Showing 2 posts tagged Strikes

1934 Minneapolis Truckers’ Strike

Minneapolis Central Library, 2nd floor, Doty Board Room
Thursday, July 17, 6:30–9 p.m.
In commemoration of the 80th anniversary of the 1934 truckers’ strikes, Canadian labor historian Bryan Palmer will talk about his book “Revolutionary Teamsters: The Minneapolis Truckers’ Strikes of 1934.” The strikes had state-wide significance and galvanized the labor movement in Minnesota.

Summary from our catalog: In the newest in the Historical Materialism series, Bryan Palmer tells the compelling story of how a handful of revolutionary Trotskyists, working in the largely non-union trucking sector, led the drive to organize the unorganized and build an industrial union. What emerges is a compelling narrative of class struggle, a reminder of what can be accomplished, even in the worst of circumstances, with a principled and far-seeing leadership.

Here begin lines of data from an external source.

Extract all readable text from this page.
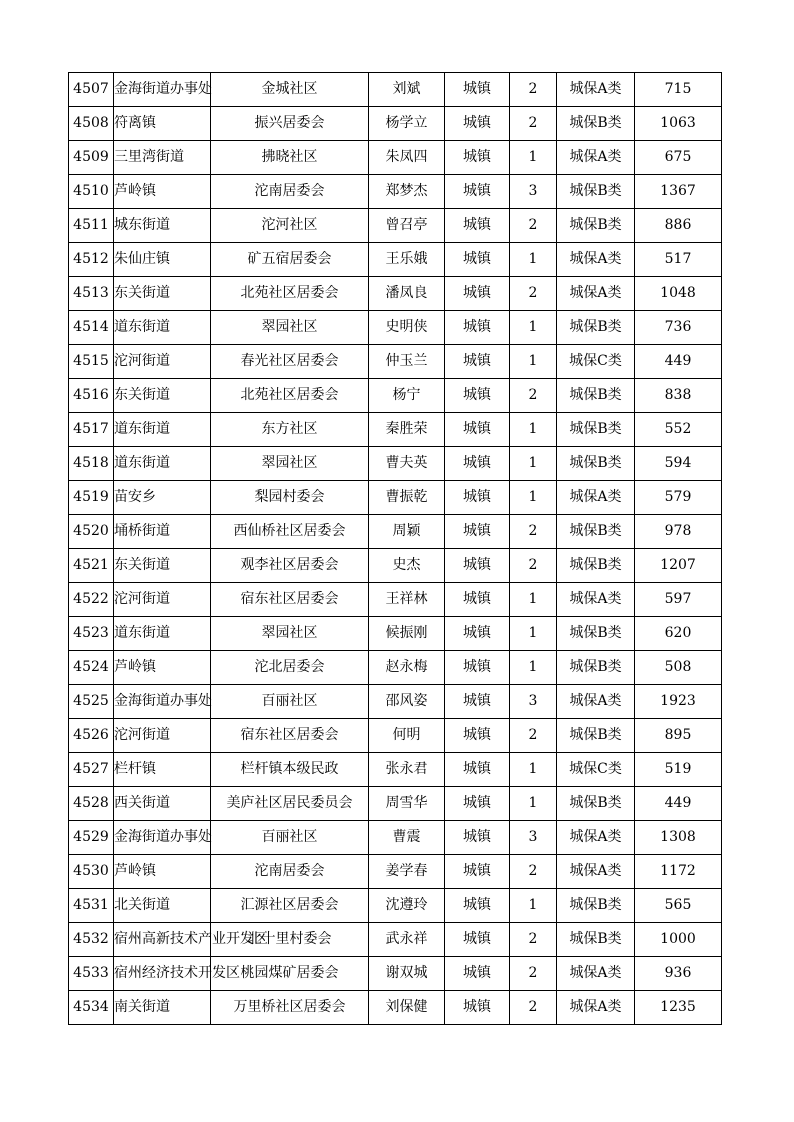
4507	金海街道办事处	金城社区	刘斌	城镇	2	城保A类	715
4508	符离镇	振兴居委会	杨学立	城镇	2	城保B类	1063
4509	三里湾街道	拂晓社区	朱凤四	城镇	1	城保A类	675
4510	芦岭镇	沱南居委会	郑梦杰	城镇	3	城保B类	1367
4511	城东街道	沱河社区	曾召亭	城镇	2	城保B类	886
4512	朱仙庄镇	矿五宿居委会	王乐娥	城镇	1	城保A类	517
4513	东关街道	北苑社区居委会	潘凤良	城镇	2	城保A类	1048
4514	道东街道	翠园社区	史明侠	城镇	1	城保B类	736
4515	沱河街道	春光社区居委会	仲玉兰	城镇	1	城保C类	449
4516	东关街道	北苑社区居委会	杨宁	城镇	2	城保B类	838
4517	道东街道	东方社区	秦胜荣	城镇	1	城保B类	552
4518	道东街道	翠园社区	曹夫英	城镇	1	城保B类	594
4519	苗安乡	梨园村委会	曹振乾	城镇	1	城保A类	579
4520	埇桥街道	西仙桥社区居委会	周颖	城镇	2	城保B类	978
4521	东关街道	观李社区居委会	史杰	城镇	2	城保B类	1207
4522	沱河街道	宿东社区居委会	王祥林	城镇	1	城保A类	597
4523	道东街道	翠园社区	候振刚	城镇	1	城保B类	620
4524	芦岭镇	沱北居委会	赵永梅	城镇	1	城保B类	508
4525	金海街道办事处	百丽社区	邵风姿	城镇	3	城保A类	1923
4526	沱河街道	宿东社区居委会	何明	城镇	2	城保B类	895
4527	栏杆镇	栏杆镇本级民政	张永君	城镇	1	城保C类	519
4528	西关街道	美庐社区居民委员会	周雪华	城镇	1	城保B类	449
4529	金海街道办事处	百丽社区	曹震	城镇	3	城保A类	1308
4530	芦岭镇	沱南居委会	姜学春	城镇	2	城保A类	1172
4531	北关街道	汇源社区居委会	沈遵玲	城镇	1	城保B类	565
4532	宿州高新技术产业开发区	北十里村委会	武永祥	城镇	2	城保B类	1000
4533	宿州经济技术开发区	桃园煤矿居委会	谢双城	城镇	2	城保A类	936
4534	南关街道	万里桥社区居委会	刘保健	城镇	2	城保A类	1235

Other speakers include Minnesota historian Mary Wingerd, historian and author William Millikan, and authors David Thorstad and John Lauritsen. More events around the 80th anniversary of the strike.

Minneapolis-Moline Strike, 1946

Work stopped shortly after 9 a.m. on May 27, 1946 at the Lake Street and Minnehaha Avenue Minneapolis-Moline factory.  The resulting walkout pictured above caused a 45 minute traffic jam on Lake Street while CIO Electrical, Radio and Machine Workers Local 1146 union executive William Mauser (circled) addressed the striking employees.  The union agreed not to strike during World War II but 5 days after the war ended 476 employees were fired by management because it claimed the union was orchestrating a slow-down. 

The strike lasted two months and marked the beginning of increased labor tensions between the union and management throughout the late 1940s.